I am trying to take the sum over the last 2 dimension of a 3 dimension array A, that is the sum over the irot and ik dimension. I am not sure that I doing this right. Help will be apreciated.
I have attached the code for the kernel below.
Thanks
/* summing the 3D matrix in the nrot and nk dimension */
extern "C" __global__ void
psum_23D( float *A, float *partial, float *temp, int npart, int nrot, int nk) {
int ipart = blockIdx.x * blockDim.x + threadIdx.x;
int irot = blockIdx.y * blockDim.y + threadIdx.y;
int ik = blockIdx.z * blockDim.z + threadIdx.z;
int sharedIndex_x = threadIdx.x;
int sharedIndex_y = threadIdx.y;
int sharedIndex_z = threadIdx.z;
//allocating the shared memory array
__shared__ float shared_A[16][16][4];
__shared__ float temp_A[16];
temp[ipart] = 0.0;
while ( ipart < npart ){
while ( irot < nrot ){
while ( ik < nk ){
temp_A[sharedIndex_x] += A[(irot+nrot*ik)*npart+ipart];
ik += blockDim.z * gridDim.z;
}
irot += blockDim.y * gridDim.y;
}
ipart += blockDim.x * gridDim.x;
}
shared_A[sharedIndex_x][sharedIndex_y][sharedIndex_z] = temp_A[sharedIndex_x];
//synchronizing the threads
__syncthreads();
//doing the 1/2 reduction sum at each step
int j = blockDim.y / 2.0;
while ( j != 0 ) {
if ( sharedIndex_y < j ) {
int k = blockDim.z / 2.0;
while ( k != 0 ) {
if ( sharedIndex_z < k ) shared_A[sharedIndex_x][sharedIndex_y][sharedIndex_z] +=
shared_A[sharedIndex_x][sharedIndex_y + j][sharedIndex_z + k];
__syncthreads();
k /= 2;
}
}
__syncthreads();
j /= 2;
}
if ( sharedIndex_y == 0 ) {
if ( sharedIndex_z == 0 ) {
partial[ipart * npart + blockIdx.x] = shared_A[sharedIndex_x][0][0];
}
}
}
as this line may be executed at once by plural threads, data-race may occur.
had better to change as : atomicAdd(&temp_A[sharedIndex_x], A[(irot+nrot*ik)*npart+ipart]);
Since sharedIndex_x is unique for each thread in the block (sharedIndex_x = threadIdx.x) and temp_A is in shared memory, which is unique per threadblock, how could a data race occur there?
NO, shared memory is not default-initialized, and the code appears to have a deficiency there.

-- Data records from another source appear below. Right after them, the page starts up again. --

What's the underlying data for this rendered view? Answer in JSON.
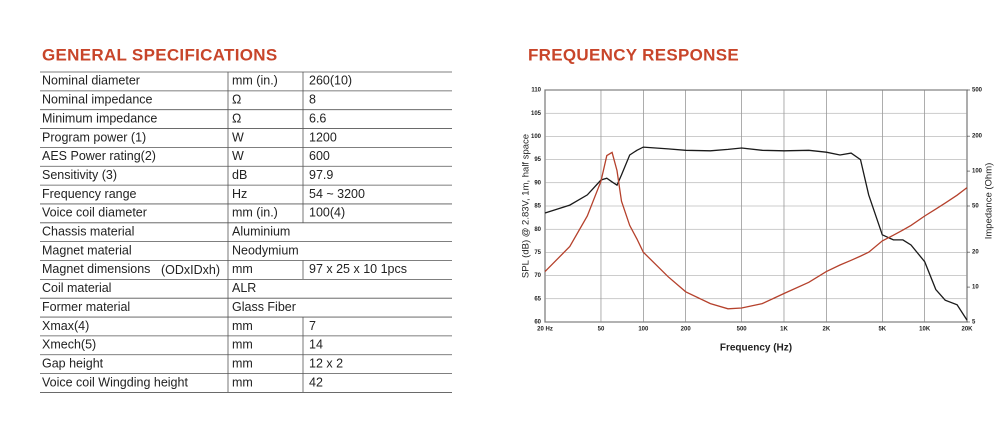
{
  "specs": {
    "title": "GENERAL SPECIFICATIONS",
    "rows": [
      [
        "Nominal diameter",
        "mm (in.)",
        "260(10)"
      ],
      [
        "Nominal impedance",
        "Ω",
        "8"
      ],
      [
        "Minimum impedance",
        "Ω",
        "6.6"
      ],
      [
        "Program power (1)",
        "W",
        "1200"
      ],
      [
        "AES Power rating(2)",
        "W",
        "600"
      ],
      [
        "Sensitivity (3)",
        "dB",
        "97.9"
      ],
      [
        "Frequency range",
        "Hz",
        "54 ~ 3200"
      ],
      [
        "Voice coil diameter",
        "mm (in.)",
        "100(4)"
      ],
      [
        "Chassis material",
        "Aluminium"
      ],
      [
        "Magnet  material",
        "Neodymium"
      ],
      [
        "Magnet dimensions",
        "mm",
        "97 x 25 x 10    1pcs"
      ],
      [
        "Coil material",
        "ALR"
      ],
      [
        "Former material",
        "Glass Fiber"
      ],
      [
        "Xmax(4)",
        "mm",
        "7"
      ],
      [
        "Xmech(5)",
        "mm",
        "14"
      ],
      [
        "Gap height",
        "mm",
        "12 x 2"
      ],
      [
        "Voice coil Wingding height",
        "mm",
        "42"
      ]
    ],
    "magnet_note": "(ODxIDxh)"
  },
  "chart_data": {
    "type": "line",
    "title": "FREQUENCY RESPONSE",
    "x_label": "Frequency (Hz)",
    "y_label": "SPL (dB) @ 2.83V, 1m, half space",
    "y2_label": "Impedance (Ohm)",
    "x": [
      20,
      30,
      40,
      50,
      55,
      60,
      65,
      70,
      80,
      90,
      100,
      150,
      200,
      300,
      400,
      500,
      700,
      1000,
      1500,
      2000,
      2500,
      3000,
      3500,
      4000,
      5000,
      6000,
      7000,
      8000,
      10000,
      12000,
      14000,
      17000,
      20000
    ],
    "x_log": true,
    "y2_log": true,
    "xlim": [
      20,
      20000
    ],
    "xticks": [
      {
        "value": 20,
        "label": "20 Hz"
      },
      50,
      100,
      200,
      500,
      {
        "value": 1000,
        "label": "1K"
      },
      {
        "value": 2000,
        "label": "2K"
      },
      {
        "value": 5000,
        "label": "5K"
      },
      {
        "value": 10000,
        "label": "10K"
      },
      {
        "value": 20000,
        "label": "20K"
      }
    ],
    "ylim": [
      60,
      110
    ],
    "yticks": [
      60,
      65,
      70,
      75,
      80,
      85,
      90,
      95,
      100,
      105,
      110
    ],
    "y2lim": [
      5,
      500
    ],
    "y2ticks": [
      5,
      10,
      20,
      50,
      100,
      200,
      500
    ],
    "grid": true,
    "series": [
      {
        "color": "#1a1a1a",
        "values": [
          83.5,
          85.2,
          87.4,
          90.6,
          91,
          90.2,
          89.5,
          91.7,
          96,
          97,
          97.7,
          97.3,
          97,
          96.9,
          97.2,
          97.5,
          97,
          96.9,
          97,
          96.6,
          96,
          96.4,
          95,
          87.4,
          78.8,
          77.7,
          77.7,
          76.6,
          73,
          67,
          64.7,
          63.7,
          60.4
        ]
      },
      {
        "color": "#b5412c",
        "axis": "y2",
        "values": [
          13.6,
          22.4,
          41,
          82,
          136,
          145,
          101,
          55,
          34,
          26,
          20,
          12.3,
          9.1,
          7.2,
          6.5,
          6.6,
          7.2,
          8.8,
          11,
          13.6,
          15.5,
          17,
          18.5,
          20,
          25,
          28,
          31,
          34,
          41,
          47,
          53,
          62,
          72
        ]
      }
    ]
  }
}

And actually, you are correct. I missed that the threadblock structure here appears to be multi-dimensional, and so multiple threads in the block could indeed have the same threadIdx.x. So your statements are all correct, mine are wrong.
int threadsPerBlock_npart = 16;
int blocksPerGrid_npart = npart/16.0+(npart%16!=0);
int size_p_c_npart = npart*blocksPerGrid_npart*sizeof(float);
// summed value
float *d_partial_c_npart = NULL;
err = cudaMalloc((void**)&d_partial_c_npart, size_p_c_npart);
So the size should be ok. But then again I may have miss something. Thr final outcome I trying to get is an array that looks like partial[npart][blocksPerGrid_npart] which I then sum to get
for ( int ipart = 0 ; ipart < npart ; ipart++ ) {
h_r_vec[ipart] = 0.0;
for ( int igrid = 0 ; igrid < blocksPerGrid_npart ; igrid++ ) {
h_r_vec[ipart] += partial_c_npart[ipart + npart * igrid];
}
}
It is summing but the results is not correct probbaly because the array entris get mis-placed.